The content of the main chemical components in the root of A. mongholicus obtained from different locations were determined and analyzed (Fig 2). The main chemical organic constituents and inorganic elements were respectively shown in Fig 2(a) and 2(b). The content of eight main constituents was distinct among the different locations, and the samples from Shanxi Province had the highest total content compared with other two origins. For the content of inorganic elements, samples from Gansu Province possessed slightly higher average content than those from the other two locations. Furthermore, the content of toxic metal elements, including Pb, Cd, Cr and As were in the range of the safety values (The Pharmacopoeia of the People’s Republic of China requires that Radix Astragali should contain not-more-than (NMT) 5 ppm of Pb, 0.3 ppm of Cd, 2 ppm of As, 0.2 ppm of Hg, and NMT 20 ppm of Cu). From the loading diagram and PCA analysis, three origins were significantly divided into three parts (Fig 2(c) and 2(d)).

Genetic variation analysis

Three DNA barcodes of the ITS, ITS2, and psbA-trnH intergenic region were obtained and used for the analysis of the genetic variation among A. mongholicus from different origins[24]. Maximum likelihood (ML) trees were constructed based on the Tamura–Nei model (Fig 3). The barcodes could distinguish A. mongholicus from three different locations. The psbA-trnH intergenic region performed better than ITS and ITS2 regions. The results showed that A. mongholicus from different origins possessed genetic variation.

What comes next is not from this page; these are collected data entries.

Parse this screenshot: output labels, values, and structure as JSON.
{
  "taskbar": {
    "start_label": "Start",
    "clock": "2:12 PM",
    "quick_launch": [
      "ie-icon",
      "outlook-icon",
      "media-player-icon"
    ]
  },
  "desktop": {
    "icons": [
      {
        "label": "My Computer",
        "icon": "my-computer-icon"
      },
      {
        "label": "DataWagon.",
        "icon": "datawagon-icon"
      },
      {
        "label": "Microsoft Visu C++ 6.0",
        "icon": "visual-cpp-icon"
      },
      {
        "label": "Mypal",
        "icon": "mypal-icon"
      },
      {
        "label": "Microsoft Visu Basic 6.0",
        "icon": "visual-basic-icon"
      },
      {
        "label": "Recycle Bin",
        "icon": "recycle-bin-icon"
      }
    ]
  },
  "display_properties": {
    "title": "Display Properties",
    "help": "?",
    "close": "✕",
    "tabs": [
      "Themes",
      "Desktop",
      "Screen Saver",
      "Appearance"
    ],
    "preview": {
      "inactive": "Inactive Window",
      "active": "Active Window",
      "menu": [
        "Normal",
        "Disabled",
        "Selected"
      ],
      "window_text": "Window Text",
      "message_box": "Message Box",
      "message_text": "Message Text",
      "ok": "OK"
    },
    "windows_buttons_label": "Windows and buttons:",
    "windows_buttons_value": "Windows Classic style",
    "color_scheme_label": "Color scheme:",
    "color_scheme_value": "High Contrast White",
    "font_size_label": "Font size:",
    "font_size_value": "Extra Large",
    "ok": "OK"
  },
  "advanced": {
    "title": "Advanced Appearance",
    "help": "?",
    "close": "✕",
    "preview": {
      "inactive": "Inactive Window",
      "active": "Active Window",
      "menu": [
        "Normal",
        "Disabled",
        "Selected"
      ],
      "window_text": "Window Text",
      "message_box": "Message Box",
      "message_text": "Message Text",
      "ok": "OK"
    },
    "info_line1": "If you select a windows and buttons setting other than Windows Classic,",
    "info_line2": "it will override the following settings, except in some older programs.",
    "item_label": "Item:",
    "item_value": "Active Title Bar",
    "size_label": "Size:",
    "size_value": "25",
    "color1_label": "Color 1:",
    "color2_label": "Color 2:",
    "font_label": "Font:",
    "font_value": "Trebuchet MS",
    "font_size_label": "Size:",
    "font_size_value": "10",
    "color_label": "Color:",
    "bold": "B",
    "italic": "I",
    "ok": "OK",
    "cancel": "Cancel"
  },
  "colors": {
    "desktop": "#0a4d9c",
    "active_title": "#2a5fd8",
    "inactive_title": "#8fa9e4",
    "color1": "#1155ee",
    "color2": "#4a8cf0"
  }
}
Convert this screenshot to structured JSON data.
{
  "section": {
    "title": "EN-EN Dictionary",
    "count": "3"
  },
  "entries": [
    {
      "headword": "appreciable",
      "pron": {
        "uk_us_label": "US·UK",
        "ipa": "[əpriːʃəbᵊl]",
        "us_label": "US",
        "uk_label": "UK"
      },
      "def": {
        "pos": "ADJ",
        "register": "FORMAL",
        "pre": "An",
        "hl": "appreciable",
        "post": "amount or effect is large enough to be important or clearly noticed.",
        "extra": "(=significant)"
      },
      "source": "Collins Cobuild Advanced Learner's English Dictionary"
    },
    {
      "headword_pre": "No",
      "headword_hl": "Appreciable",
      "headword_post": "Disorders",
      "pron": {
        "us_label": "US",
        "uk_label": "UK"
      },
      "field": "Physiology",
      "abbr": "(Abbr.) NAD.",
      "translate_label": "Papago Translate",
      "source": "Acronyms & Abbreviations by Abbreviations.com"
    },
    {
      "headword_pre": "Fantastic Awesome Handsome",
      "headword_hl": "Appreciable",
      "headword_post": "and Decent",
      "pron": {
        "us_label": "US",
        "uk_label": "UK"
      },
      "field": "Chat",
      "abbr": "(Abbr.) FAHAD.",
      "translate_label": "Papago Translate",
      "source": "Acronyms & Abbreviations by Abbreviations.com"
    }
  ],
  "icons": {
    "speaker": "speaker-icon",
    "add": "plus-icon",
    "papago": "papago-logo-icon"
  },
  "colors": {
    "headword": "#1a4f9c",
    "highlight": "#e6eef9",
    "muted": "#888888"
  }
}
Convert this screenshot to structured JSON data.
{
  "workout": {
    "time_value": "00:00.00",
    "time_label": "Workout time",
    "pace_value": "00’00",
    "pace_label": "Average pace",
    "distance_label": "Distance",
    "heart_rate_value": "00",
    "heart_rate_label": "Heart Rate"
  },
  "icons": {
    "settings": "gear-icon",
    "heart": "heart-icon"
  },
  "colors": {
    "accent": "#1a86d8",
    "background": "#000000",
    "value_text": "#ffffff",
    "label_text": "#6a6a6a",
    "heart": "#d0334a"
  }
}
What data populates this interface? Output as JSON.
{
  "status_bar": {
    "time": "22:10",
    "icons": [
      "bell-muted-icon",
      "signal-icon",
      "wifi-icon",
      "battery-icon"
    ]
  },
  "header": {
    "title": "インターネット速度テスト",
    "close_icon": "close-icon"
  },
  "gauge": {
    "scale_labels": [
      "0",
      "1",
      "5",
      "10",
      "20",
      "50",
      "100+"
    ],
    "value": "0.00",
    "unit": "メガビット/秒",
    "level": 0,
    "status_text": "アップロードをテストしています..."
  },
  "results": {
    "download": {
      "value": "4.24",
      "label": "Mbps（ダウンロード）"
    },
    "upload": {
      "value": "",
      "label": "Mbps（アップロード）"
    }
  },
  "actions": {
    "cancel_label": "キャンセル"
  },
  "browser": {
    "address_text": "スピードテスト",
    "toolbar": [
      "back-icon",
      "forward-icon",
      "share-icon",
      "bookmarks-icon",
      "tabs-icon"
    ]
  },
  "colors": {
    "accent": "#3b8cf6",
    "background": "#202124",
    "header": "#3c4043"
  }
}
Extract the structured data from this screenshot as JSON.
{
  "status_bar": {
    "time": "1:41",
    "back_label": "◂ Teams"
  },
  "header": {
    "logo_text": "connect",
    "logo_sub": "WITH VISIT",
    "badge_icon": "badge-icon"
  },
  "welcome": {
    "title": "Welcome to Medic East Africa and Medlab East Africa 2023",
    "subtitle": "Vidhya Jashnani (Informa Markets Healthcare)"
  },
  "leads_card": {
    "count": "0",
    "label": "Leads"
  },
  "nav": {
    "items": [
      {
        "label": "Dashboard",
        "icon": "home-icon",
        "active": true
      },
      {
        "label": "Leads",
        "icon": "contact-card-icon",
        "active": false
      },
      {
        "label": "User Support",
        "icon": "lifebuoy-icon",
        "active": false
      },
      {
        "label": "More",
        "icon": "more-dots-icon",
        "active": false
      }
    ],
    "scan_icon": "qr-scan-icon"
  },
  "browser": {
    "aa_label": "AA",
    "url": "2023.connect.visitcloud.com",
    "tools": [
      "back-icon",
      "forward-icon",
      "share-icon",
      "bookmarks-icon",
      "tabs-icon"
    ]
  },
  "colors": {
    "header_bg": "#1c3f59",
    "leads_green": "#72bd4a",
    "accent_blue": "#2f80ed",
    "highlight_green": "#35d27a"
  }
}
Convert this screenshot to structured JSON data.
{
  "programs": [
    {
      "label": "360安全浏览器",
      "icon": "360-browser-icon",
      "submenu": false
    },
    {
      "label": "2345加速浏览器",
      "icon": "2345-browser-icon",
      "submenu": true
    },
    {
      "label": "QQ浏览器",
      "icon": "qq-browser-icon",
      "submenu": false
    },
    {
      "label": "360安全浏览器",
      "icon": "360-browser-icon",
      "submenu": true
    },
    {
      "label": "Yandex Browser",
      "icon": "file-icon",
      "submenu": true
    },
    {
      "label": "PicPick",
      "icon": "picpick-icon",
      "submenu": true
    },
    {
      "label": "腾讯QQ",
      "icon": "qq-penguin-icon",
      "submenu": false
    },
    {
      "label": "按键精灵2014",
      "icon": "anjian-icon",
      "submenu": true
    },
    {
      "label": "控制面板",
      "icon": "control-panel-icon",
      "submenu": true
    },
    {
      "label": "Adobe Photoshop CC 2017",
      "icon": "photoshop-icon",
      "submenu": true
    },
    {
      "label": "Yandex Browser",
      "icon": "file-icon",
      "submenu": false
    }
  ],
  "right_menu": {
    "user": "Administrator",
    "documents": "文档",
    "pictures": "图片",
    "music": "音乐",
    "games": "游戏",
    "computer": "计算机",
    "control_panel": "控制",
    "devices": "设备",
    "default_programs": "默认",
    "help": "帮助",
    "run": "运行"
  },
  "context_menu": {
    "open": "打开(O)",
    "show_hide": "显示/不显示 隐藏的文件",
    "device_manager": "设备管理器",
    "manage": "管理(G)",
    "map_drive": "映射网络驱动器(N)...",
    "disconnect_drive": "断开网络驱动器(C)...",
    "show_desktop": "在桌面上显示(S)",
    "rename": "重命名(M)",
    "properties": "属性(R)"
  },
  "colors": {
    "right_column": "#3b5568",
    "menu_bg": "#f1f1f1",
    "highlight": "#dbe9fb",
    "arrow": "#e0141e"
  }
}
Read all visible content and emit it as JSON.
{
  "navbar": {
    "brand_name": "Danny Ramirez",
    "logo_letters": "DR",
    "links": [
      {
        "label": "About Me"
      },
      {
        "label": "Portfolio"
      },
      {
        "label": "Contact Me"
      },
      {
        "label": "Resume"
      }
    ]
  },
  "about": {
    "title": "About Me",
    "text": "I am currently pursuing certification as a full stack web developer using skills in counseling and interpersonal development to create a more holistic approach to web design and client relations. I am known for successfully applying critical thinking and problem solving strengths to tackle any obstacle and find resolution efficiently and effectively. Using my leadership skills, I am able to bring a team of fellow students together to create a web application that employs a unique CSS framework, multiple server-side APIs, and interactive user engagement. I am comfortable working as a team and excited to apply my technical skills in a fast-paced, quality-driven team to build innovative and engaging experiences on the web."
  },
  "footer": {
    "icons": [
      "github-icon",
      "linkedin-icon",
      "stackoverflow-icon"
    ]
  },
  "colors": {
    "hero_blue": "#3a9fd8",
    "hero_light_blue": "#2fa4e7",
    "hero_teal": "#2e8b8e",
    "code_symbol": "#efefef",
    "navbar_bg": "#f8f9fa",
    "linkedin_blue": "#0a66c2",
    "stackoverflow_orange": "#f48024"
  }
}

Fig 3 — The ML trees were built by MEGA 6.0 for analyzing the genetic variation of A. *mongholicus* from different origins. (a) The ML tree of ITS for A. *mongholicus*; (b) The ML tree of ITS2 for A. *mongholicus*; (c) The ML tree of psbA-trnH for A. *mongholicus*.

Climatic and edaphic traits analysis

For this study, 20 climatic factors and 19 edaphic factors collected from different locations were analyzed. The loading diagram and PCA were employed (Fig 4), which demonstrated that different origins possessed discriminating climatic and edaphic conditions. The analysis for climatic factors showed that the mean temperature, extreme maximum temperature, maximum wind speed and the maximum daily precipitation distributed around the coordinate axis were the principal component traits that influenced the biodiversity of A. mongholicus from different origins (Fig 4(a) and 4(b)). The inorganic elements As, Mg, Ca and K were the principal component traits that influenced the biodiversity of different origins in terms of edaphic factors (Fig 4(c) and 4(d)). According to the PCA, Shanxi and Inner Mongolia provinces were more closely clustered than Gansu province, and this result was consistent with the distribution of A. mongholicus (Fig 1).

Fig 4 — The loading diagram and PCA were conducted by SPSS 22.0. (a) The loading diagram of climatic traits for A. *mongholicus*; (b) The PCA of climatic traits for A. *mongholicus*; (c) The loading diagram of edaphic traits for A. *mongholicus*; (d) The PCA of edaphic traits for A. *mongholicus*.

ANOVA analysis

One-way analysis of variance (ANOVA) was performed for the chemical, molecular, climatic and edaphic factors (Table 1). We aimed to analyze each factor and to find the distinguishing factors for the subsequent correlation analysis. As shown in Table 1, compared to ITS region, ITS2 was more significant in molecular factor. The eight main chemical components, as well as the inorganic elements of P, B and Na were all significant chemical factors. The precipitation, mean air speed, sunshine duration, evaporation capacity, extreme wind speed, mean relative humidity, percentage of sunshine, mean minimum air temperature, the number of days of daily precipitation (≥0.1 mm) and the extreme minimum air temperature were the distinguishing climatic factors. The inorganic elements As, Mn, P, Se and Pb were the distinguishing edaphic factors. The results provided a reference for the mutual authentication of the correlation analysis of the four influence factors.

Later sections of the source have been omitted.